Example 5 First and second reagents having the following compositions were prepared. 1st reagent BES buffer, pH 7.0 100 mmol / l HDAOS 0.7 mmol / l cholesterol esterase 0.8 U / ml cholesterol oxidase 0.5 U / ml catalase 100 U / ml magnesium chloride 18 mmol / l 2nd reagent BES buffer, pH7 4.0 100 mmol / l 4-aminoantipyrine 4.0 mmol / l peroxidase 2.4 U / ml sodium azide 0.1% Kao Corporation Emulgen B66 (HLB 13.2) 1.17% Kao Corporation Emulgen A90 (HLB 14.5) 0.13%

Purified HDL and LD at a concentration of 100 mg / dl
L, VLDL or CM each containing 4 types of samples, each containing 4
μl, 300 μl of the first reagent previously heated at 37 ° C.
, And reacted at 37 ° C. for 5 minutes.
00 µl was reacted for 5 minutes, and the absorbance of the reaction solution at 600 nm was measured.

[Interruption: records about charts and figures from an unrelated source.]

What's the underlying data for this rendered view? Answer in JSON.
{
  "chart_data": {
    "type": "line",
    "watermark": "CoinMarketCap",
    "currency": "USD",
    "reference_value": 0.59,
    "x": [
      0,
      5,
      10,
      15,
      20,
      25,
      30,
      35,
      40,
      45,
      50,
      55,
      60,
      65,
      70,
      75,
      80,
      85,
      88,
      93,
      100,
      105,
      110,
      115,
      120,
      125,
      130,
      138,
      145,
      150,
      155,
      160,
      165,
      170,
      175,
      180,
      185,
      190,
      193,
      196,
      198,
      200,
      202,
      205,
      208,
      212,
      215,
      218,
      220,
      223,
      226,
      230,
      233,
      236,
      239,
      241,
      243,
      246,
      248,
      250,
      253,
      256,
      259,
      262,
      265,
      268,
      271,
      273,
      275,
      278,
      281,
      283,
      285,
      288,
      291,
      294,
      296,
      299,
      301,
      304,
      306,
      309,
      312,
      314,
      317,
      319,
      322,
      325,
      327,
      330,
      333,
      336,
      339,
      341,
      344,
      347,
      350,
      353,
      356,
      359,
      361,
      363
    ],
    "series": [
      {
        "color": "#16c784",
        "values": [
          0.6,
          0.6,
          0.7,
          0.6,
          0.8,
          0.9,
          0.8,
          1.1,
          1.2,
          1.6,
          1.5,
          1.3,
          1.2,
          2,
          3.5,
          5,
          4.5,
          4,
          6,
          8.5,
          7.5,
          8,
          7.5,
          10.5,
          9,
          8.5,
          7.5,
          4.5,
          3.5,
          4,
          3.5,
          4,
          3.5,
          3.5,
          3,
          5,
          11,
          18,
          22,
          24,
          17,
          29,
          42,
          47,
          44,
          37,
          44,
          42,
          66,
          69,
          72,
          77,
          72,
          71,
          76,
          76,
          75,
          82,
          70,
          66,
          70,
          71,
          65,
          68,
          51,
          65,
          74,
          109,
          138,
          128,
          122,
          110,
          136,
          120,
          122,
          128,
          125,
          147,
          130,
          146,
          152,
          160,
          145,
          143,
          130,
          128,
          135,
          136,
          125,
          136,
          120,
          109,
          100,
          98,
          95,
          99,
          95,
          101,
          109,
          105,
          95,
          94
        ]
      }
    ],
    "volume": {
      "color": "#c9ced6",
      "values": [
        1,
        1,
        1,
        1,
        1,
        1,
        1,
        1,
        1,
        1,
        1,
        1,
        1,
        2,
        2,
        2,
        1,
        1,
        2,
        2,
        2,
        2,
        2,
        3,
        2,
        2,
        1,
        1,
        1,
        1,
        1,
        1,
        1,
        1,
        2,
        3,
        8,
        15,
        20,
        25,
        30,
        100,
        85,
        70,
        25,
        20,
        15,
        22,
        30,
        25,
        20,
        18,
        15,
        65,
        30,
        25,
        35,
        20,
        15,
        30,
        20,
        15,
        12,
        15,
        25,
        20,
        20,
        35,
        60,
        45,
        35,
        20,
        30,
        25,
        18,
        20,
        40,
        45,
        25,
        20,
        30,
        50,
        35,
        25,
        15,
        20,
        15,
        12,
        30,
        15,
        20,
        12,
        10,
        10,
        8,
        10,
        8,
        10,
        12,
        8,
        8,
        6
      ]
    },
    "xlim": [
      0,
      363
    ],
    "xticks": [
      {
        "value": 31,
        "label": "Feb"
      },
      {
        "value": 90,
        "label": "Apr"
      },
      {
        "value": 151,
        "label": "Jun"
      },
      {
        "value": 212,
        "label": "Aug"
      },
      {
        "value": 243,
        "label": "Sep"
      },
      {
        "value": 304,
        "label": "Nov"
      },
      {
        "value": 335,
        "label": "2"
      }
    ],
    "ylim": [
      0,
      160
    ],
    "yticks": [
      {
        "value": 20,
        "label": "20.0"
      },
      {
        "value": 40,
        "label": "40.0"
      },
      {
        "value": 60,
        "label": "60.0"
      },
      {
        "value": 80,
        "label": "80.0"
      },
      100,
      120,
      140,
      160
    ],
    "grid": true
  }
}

The amount of cholesterol was calculated from the measured absorbance, and the ratio to the amount of cholesterol in the sample was calculated to obtain the capture rate.

In this method, the hydrogen peroxide produced in the first step is decomposed by catalase, while the hydrogen peroxide produced in the second step reacts with HDAOS and 4-aminoantipyrine to form a quinone dye. The results are shown in Table 3 below.

[0047]

[Table 3] Table 3

As shown in Table 3, according to the above method, cholesterol in HDL is mostly determined.
Cholesterol in other lipoproteins was hardly or not quantified, indicating that cholesterol in HDL can be selectively quantified by the method of the present invention.

Example 6 HDL cholesterol in a test sample was quantified in the same manner as in Example 5 except that healthy human serum was used as the test sample. On the other hand, HDL cholesterol in the same test sample was quantified by the precipitation method described in “Clinical Examination”, 23, 121 (1979). FIG. 3 shows a correlation diagram of the obtained measurement results.
Shown in

As shown in FIG. 3, the results of the quantification by the two methods agree very well, and the method of the present invention
It was revealed that cholesterol in HDL can be accurately determined.

[0051]

According to the method of the present invention, HDL and HDL in a test sample containing other lipoproteins such as LDL, VLDL and CM can be selectively obtained without the need for complicated fractionation and separation operations. Quantification can be performed simply and accurately.

[Brief description of the drawings]

FIG. 1 shows HDL measured by the method of one embodiment of the present invention.
FIG. 4 is a correlation diagram showing the relationship between the amount of cholesterol in HDL and the amount of cholesterol in HDL measured by a conventional precipitation method.

FIG. 2 shows H measured by the method of another embodiment of the present invention.
It is a correlation diagram which shows the relationship between the cholesterol amount in DL and the cholesterol amount in HDL measured by the conventional precipitation method.

FIG. 3 is a correlation diagram showing the relationship between the amount of cholesterol in HDL measured by the method of still another embodiment of the present invention and the amount of cholesterol in HDL measured by a conventional precipitation method.

 ──────────────────────────────────────────────────続 き Continuing on the front page (72) Inventor Shuichi Ohara 135-1 Kagita, Kigoshi, Goizumi-city, Niigata Prefecture Inside the Kadenda Plant of Denka Seikaken Co., Ltd. (72) Inventor Akira Fujiwara, Kagita, Kiyoshi, Goizumi-shi, Niigata 1359-1 Denka Seiken Co., Ltd. Kagamida Factory

Claims (1)

[Claims] An HLB which specifically acts on at least cholesterol esterase, cholesterol oxidase, and cholesterol in high-density lipoprotein is 13%.
A reagent for quantifying cholesterol in high-density lipoprotein, which comprises a combination of the surfactants of Nos. 1 to 14.